An employer can deduct your pay if you’re late, but they cannot deduct pay if they believe your performance at work is responsible for any losses unless they can prove a crime. Know your rights when dealing with toxic bosses and stand up for them.
They have an opinion on everything you do
It might not be as serious as messing with your pay, but micromanaging is another hallmark of toxic bosses. You’re an adult and you don’t need to be babysat. If you need help, you ask for it. But if your boss takes the time to go through everything you do and control the details of your job, it’s not just frustrating, but it wastes time.

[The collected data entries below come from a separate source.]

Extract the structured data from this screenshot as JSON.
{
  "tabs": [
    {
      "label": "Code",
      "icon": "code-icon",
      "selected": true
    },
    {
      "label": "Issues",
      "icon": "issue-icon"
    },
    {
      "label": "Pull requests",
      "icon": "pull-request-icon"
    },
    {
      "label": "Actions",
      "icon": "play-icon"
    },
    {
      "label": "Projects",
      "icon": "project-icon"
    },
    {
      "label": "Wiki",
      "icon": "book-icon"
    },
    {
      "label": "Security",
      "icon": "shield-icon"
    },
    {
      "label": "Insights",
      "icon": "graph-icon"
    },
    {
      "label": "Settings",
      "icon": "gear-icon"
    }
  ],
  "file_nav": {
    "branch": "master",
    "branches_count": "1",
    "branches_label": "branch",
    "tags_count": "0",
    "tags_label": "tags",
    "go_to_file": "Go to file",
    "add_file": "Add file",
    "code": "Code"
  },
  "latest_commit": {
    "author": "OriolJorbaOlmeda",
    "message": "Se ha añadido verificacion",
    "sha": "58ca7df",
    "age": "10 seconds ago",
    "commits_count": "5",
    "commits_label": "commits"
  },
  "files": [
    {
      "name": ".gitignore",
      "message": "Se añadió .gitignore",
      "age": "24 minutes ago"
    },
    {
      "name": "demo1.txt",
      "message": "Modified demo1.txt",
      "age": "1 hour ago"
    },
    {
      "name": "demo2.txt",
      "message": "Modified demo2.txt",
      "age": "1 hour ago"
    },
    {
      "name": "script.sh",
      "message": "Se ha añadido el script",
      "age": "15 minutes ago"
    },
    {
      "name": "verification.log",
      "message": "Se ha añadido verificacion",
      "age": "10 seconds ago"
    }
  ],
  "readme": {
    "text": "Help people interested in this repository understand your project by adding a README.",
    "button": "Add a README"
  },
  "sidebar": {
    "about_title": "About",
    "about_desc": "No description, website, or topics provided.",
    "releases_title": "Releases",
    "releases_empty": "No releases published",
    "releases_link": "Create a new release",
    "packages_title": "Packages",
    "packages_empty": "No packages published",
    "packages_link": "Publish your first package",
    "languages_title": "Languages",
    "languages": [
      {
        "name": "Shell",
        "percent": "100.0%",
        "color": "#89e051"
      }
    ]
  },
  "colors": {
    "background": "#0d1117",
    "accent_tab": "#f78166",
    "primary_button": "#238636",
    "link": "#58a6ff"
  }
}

You can’t be productive when your every move is being second-guessed. When dealing with a micromanaging boss, you can cut them off in a few different ways. You can take the initiative and keep them informed of your progress. You can ask them to be more specific what they want from you in terms of workflow and results.
You can even ask them if there’s anything, in particular, they want you to better achieve. If you’ve missed work deadlines or met results but not in the way they want, then finding out what their goal is can help you find a working style that better fits their expectations.
One rule for them, another for the rest
People in roles higher up in the organizational chain obviously have some above-board benefits. But many take that as an excuse to flaunt the rules they set for the others in the business. If your boss takes long lunches, leaves early, or violates company rules while enforcing them on you, it will naturally create a deep resentment amongst the team.
If your boss is the employer and head of the company, there’s little you can do. If they’re a mid-level manager, however, you should consider talking to colleagues to get another perspective. If your boss doesn’t try to adjust their behavior, you could get advice on filing a formal complaint about them.
They’re the local gossip mill
As http://www.seattletimes.com shows, gossip is a workplace killer. It creates tension and hostility that can turn a whole workplace toxic and it very often crosses the border into bullying, which is illegal. If your boss is a gossip, there are few justifiable reasons to stick around with them.
They don’t understand responsibility or credit
Having your efforts recognized is one of the key steps to achieving the upward mobility mentioned previously. If you’re working extra hard and breaking new ground with better results, you should hope that they will eventually pave the way to a pay raise, a promotion, or even some appreciation.
A toxic boss that fails to give credit or even takes it themselves instead of giving it to the team will never properly recognize your efforts. Similarly, it’s a sign they’re just as likely to throw you under the bus and force you to take responsibility when it is down to their own lack of management skills.
As stated, there aren’t a lot of ways to deal with toxic bosses that doesn’t involve taking some risk or putting yourself out there. However, sticking with a toxic boss means you’ll be working in an environment where your efforts are never noticed, you’re never given real opportunity, and you even risk not getting stable pay.